Shapefiles are important because they have been around for some time and immense numbers of datasets
are in shapefile format. Shapefiles were the data format of choice for Esri's ArcView software (up through
version 3). 10
Summarizing Vector Dataset Features
For various reasons relating to technology and history, Esri now has two major ways of storing vector
datasets: geodatabase, and shapefile. Some of the differences relate to functionality and some mostly
to terminology. Shapefiles and geodatabases have a lot in common. Geodatabases and shapefiles allow
multipoints. They both delineate polygons with rings. They use polylines, composed of segments, with
one or more paths. The similarities end there. Geodatabase segments may be circular arcs, elliptical arcs,
or Bézier curves. Geodatabases allow for topological relationships; shapefiles do not. A major feature of
geodatabases is the ability to use a geometric network (composed of junctions and edges that possess
not only attributes, but behavior). Geodatabases calculate the lengths of lines and rings, and the areas
of polygons—and shapefiles do none of that. Geodatabases allow subtypes of features, while shapefiles
do not. So, the semi-witty comparison that a geodatabase is a “shapefile on steroids” greatly understates
the case.
Summary of Logical Structures of Vector-Based GIS
Datasets
In terms of logical structure and layout within the computer, shapefiles are at the surface. The files that
constitute a shapefile may reside anywhere on a hard disk, provided that they are all in the same folder.

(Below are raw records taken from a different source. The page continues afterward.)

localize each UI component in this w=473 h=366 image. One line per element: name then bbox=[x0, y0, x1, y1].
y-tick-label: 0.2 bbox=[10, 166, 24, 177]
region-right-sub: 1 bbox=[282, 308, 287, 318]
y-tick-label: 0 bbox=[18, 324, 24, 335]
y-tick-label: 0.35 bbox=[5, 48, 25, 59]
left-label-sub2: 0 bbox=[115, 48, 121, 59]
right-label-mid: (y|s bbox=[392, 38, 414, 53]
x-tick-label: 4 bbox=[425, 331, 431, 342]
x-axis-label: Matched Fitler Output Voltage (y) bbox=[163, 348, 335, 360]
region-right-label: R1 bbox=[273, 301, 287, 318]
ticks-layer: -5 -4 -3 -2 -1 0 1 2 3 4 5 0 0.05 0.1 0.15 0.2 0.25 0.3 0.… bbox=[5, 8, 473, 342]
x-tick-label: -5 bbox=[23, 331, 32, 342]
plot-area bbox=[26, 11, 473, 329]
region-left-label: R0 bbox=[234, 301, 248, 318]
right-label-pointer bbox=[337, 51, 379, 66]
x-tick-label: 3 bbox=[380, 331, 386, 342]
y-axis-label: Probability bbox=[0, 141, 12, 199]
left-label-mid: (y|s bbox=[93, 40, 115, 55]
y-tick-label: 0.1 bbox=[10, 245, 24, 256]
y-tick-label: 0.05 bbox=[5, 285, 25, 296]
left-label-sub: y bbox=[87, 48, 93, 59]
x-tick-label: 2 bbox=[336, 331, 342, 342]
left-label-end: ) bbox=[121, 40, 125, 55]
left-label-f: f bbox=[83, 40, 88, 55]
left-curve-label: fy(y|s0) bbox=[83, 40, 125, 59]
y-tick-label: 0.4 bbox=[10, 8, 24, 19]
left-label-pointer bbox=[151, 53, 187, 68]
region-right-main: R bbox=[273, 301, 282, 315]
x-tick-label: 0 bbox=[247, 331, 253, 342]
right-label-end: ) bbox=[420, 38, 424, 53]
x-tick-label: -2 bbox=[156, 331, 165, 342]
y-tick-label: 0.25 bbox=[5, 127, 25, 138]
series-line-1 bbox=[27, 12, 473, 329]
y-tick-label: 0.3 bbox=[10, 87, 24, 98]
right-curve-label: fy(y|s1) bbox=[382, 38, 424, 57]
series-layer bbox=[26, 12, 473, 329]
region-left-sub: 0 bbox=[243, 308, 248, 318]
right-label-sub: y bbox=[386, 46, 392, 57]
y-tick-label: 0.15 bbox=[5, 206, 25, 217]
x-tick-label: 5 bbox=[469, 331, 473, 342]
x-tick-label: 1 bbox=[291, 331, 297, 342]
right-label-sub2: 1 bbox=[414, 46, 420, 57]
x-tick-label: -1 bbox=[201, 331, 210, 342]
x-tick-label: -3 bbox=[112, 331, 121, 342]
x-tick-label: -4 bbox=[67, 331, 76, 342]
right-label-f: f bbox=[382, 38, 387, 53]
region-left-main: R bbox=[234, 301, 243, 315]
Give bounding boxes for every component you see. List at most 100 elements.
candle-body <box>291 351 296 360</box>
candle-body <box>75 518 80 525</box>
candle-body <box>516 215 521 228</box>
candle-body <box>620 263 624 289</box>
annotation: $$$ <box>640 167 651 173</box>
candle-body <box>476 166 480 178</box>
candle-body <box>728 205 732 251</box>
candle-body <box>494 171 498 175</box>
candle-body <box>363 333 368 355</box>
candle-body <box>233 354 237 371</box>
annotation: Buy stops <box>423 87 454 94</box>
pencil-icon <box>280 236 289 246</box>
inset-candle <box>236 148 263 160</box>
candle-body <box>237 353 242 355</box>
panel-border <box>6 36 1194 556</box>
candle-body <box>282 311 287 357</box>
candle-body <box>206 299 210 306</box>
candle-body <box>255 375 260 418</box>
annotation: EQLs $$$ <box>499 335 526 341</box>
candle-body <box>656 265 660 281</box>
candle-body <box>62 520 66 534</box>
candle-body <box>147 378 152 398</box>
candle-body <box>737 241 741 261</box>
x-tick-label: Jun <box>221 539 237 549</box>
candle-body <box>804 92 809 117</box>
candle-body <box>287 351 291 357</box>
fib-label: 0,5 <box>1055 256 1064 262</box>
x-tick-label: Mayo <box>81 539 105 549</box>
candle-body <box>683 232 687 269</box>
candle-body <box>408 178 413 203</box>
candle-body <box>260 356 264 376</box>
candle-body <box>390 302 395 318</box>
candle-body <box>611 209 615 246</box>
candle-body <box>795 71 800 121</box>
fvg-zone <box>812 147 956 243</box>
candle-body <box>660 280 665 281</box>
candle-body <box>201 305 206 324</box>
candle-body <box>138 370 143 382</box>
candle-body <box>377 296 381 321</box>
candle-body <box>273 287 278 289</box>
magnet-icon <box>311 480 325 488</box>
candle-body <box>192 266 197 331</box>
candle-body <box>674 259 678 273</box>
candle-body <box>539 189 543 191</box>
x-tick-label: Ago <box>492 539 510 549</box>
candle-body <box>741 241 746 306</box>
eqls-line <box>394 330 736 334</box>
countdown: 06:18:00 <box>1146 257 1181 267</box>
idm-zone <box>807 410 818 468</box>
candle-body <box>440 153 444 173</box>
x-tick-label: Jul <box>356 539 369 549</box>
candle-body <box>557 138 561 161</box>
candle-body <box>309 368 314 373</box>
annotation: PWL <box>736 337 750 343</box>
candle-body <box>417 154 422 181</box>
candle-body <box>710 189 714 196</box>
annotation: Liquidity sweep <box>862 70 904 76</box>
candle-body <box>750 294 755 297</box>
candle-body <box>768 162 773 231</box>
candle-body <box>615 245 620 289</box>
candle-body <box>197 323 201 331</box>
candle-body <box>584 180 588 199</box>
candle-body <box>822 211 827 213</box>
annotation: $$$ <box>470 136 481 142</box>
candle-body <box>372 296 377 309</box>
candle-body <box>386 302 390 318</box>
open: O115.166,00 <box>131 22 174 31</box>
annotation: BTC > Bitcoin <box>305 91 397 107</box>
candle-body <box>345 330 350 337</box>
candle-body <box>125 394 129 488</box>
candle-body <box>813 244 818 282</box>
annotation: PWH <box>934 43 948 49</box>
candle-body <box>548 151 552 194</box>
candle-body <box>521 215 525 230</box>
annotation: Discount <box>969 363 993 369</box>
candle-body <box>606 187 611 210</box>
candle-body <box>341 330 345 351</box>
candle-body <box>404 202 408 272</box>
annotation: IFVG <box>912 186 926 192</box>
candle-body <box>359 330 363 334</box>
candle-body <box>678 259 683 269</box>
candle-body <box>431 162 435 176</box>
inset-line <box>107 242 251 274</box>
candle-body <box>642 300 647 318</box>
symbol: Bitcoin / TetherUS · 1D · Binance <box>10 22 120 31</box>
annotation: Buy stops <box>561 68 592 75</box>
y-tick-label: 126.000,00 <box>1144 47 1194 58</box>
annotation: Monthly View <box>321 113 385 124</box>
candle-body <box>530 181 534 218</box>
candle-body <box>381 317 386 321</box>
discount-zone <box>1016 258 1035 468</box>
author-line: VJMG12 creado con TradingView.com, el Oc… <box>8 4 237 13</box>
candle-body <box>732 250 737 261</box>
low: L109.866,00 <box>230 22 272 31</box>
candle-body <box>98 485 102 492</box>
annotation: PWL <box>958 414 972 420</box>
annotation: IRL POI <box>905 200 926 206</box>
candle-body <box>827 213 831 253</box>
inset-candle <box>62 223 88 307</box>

Attribute data is always stored in dBASE tables. Only a single feature type—point, multipoint, line, or
polygon—is stored in a given shapefile.
A personal geodatabase is a single file in Microsoft Access. A file or enterprise geodatabase may use any
of several commercially available database management systems.
10 Esri has used the term “ArcView” in two fundamentally different ways. ArcView versions 1, 2, and up through
3.3 are computer programs. The ArcView associated with ArcGIS (that is, version 8, 9 and 10) describe a level of
functionality. The term has been dropped with version 10.1 when ArcGIS Basic describes this level of functionality.